Imagine if a person is hosting an important conference meeting. He wanted to click programs but clicked the shutdown button by accident. This would cause great embarrassment.
Having Shutdown button without prompting confirmation is a big mistake. For your own home use, this might not be a big problem but for business, it is. ha ha lmao
It is virtually impossible to click shutdown by accident in that situation. Once you click start, Shutdown is far to the right. You have to make an effort to click it. If you are looking for programs you are going up. If you want to shutdown, you have to go right and onto a different panel within the start menu. Unless your mouse sensitivity is through the roof, most people have to move the mouse almost an inch to the right to hit that button. To hit that button inadvertantly, you would need to be A) not paying attention to anything you are doing, or B) aren't knowledgable of the the overall start menu layout.
There is absolutely no problem with the design. MS gives the user the power to configure that button in whatever way they want and there is a drop down right next to it for more options.
My personal belief is that you were rushing and screwed up and that instead of owning it you made a client wait longer than necessary for absolutely no reason. Maybe the client wasn't in a hurry, but it is still a bad habit. Mistakes happen and no one would judge you for it, except here you are trying to persuade people that somehow MS's bad design is responsible. This is based completely on your responses.
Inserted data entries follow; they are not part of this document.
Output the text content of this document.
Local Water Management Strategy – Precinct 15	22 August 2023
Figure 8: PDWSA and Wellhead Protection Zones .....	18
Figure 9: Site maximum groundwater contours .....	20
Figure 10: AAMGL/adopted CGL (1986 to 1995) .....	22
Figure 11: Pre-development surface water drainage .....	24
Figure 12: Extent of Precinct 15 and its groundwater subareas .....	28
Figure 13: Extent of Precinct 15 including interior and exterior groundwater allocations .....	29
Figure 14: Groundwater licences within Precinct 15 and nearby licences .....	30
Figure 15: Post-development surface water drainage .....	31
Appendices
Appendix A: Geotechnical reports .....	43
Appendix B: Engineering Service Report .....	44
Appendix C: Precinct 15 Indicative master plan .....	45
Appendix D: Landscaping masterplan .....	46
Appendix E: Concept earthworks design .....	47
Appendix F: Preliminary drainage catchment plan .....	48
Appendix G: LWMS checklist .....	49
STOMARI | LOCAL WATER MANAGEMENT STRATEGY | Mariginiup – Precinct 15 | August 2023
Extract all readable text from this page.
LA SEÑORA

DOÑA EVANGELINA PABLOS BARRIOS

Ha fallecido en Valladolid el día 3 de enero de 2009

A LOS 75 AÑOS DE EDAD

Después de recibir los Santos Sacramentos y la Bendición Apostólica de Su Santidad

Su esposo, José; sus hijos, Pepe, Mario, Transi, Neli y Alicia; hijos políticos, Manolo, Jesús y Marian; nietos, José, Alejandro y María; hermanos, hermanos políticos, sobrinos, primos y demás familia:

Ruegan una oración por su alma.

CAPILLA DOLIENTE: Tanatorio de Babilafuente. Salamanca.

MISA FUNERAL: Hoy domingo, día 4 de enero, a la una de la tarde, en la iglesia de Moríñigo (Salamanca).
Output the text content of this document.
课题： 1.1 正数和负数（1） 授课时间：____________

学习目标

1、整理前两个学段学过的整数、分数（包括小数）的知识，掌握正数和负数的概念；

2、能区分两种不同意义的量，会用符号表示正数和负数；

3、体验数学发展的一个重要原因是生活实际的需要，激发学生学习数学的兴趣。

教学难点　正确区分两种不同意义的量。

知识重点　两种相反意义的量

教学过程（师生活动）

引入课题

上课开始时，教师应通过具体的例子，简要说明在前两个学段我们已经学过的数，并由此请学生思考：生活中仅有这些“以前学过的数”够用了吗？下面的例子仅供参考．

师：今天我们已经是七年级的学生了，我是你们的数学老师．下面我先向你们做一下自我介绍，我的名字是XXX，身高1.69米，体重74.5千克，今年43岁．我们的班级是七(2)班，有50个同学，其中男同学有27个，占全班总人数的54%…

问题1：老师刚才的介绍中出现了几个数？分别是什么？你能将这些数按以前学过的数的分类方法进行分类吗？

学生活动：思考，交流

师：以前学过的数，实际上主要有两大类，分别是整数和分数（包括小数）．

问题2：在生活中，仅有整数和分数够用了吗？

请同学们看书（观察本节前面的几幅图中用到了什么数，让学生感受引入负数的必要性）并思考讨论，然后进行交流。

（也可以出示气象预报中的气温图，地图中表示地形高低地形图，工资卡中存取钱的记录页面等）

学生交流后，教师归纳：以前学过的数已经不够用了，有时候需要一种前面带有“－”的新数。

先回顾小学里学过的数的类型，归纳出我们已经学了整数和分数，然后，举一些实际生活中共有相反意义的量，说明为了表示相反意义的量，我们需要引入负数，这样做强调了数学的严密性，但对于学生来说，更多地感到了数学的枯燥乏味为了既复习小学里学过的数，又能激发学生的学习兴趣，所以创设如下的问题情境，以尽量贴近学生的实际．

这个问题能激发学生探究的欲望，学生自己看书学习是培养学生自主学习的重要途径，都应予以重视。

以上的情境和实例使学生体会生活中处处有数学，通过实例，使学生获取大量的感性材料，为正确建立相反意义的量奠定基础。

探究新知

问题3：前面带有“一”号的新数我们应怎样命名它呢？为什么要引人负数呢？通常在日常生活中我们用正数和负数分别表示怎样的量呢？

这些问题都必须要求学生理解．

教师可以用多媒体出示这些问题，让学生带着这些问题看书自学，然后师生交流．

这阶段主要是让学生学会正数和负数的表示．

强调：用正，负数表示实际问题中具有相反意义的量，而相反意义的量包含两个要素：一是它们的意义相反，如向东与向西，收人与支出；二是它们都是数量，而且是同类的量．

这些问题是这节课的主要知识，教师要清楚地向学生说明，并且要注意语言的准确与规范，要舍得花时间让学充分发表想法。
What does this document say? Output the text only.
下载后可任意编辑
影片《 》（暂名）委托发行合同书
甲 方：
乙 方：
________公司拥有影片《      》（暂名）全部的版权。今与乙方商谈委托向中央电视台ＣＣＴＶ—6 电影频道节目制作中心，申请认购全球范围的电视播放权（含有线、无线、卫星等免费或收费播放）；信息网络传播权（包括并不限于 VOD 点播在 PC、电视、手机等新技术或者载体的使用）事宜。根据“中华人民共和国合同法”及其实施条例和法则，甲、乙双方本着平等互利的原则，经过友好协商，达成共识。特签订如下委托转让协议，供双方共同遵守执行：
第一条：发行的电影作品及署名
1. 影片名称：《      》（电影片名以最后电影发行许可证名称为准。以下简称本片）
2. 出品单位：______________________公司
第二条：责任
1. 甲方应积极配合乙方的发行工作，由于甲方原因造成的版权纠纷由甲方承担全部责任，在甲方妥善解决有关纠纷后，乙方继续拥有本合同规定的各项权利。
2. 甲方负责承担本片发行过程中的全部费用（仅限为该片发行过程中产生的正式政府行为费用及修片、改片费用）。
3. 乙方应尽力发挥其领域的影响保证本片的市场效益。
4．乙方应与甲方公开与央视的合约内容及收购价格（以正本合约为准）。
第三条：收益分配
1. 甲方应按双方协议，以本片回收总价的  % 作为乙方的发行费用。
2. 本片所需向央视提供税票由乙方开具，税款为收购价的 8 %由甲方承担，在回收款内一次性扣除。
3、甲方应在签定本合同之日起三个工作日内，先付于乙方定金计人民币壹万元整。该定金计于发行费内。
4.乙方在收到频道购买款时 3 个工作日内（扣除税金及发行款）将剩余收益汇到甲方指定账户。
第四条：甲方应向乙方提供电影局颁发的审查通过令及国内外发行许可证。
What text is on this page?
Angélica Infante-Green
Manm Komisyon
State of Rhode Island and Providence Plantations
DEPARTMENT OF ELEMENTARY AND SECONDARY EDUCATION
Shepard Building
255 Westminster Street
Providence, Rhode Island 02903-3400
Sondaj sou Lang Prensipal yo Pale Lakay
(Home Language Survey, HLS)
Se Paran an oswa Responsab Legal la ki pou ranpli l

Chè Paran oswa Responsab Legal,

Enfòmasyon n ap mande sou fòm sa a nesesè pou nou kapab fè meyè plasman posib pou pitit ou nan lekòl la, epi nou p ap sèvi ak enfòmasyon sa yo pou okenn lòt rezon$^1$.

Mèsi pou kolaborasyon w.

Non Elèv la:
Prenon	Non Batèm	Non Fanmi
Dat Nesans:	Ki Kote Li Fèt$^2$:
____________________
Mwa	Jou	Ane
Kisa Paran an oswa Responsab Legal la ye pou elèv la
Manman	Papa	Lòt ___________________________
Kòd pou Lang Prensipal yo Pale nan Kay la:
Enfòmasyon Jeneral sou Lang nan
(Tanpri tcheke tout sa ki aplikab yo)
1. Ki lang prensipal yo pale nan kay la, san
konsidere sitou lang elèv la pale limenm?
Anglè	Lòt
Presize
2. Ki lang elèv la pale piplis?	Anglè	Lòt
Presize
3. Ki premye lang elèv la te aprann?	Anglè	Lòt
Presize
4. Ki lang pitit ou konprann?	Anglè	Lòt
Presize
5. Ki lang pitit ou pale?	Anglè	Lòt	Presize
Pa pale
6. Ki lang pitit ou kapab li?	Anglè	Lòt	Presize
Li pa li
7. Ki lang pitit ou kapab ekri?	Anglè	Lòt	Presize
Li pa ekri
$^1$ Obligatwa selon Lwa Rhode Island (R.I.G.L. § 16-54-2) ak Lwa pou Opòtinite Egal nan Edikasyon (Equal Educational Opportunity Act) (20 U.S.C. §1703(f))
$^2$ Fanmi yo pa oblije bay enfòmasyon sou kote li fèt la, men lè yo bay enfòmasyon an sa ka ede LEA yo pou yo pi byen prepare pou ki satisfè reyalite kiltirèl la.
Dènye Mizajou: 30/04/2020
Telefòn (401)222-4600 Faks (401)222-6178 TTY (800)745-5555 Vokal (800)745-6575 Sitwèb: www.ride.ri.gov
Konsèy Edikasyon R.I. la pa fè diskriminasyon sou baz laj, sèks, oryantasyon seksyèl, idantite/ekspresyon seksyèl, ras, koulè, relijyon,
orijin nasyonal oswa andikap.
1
Sure, maybe there was some lag in the connection and it inadvertantly caused you to click Shut Down when it wasn't intended. You could have rolled with that and garnered some sympathy, because everyone has connectivity issues now and then and it can definitely do strange things.
I respect your opinion on how the Shutdown button should be configured, but consider that there are plenty of pros out there with arguably far more experience with Windows 7 than you who think it's fine.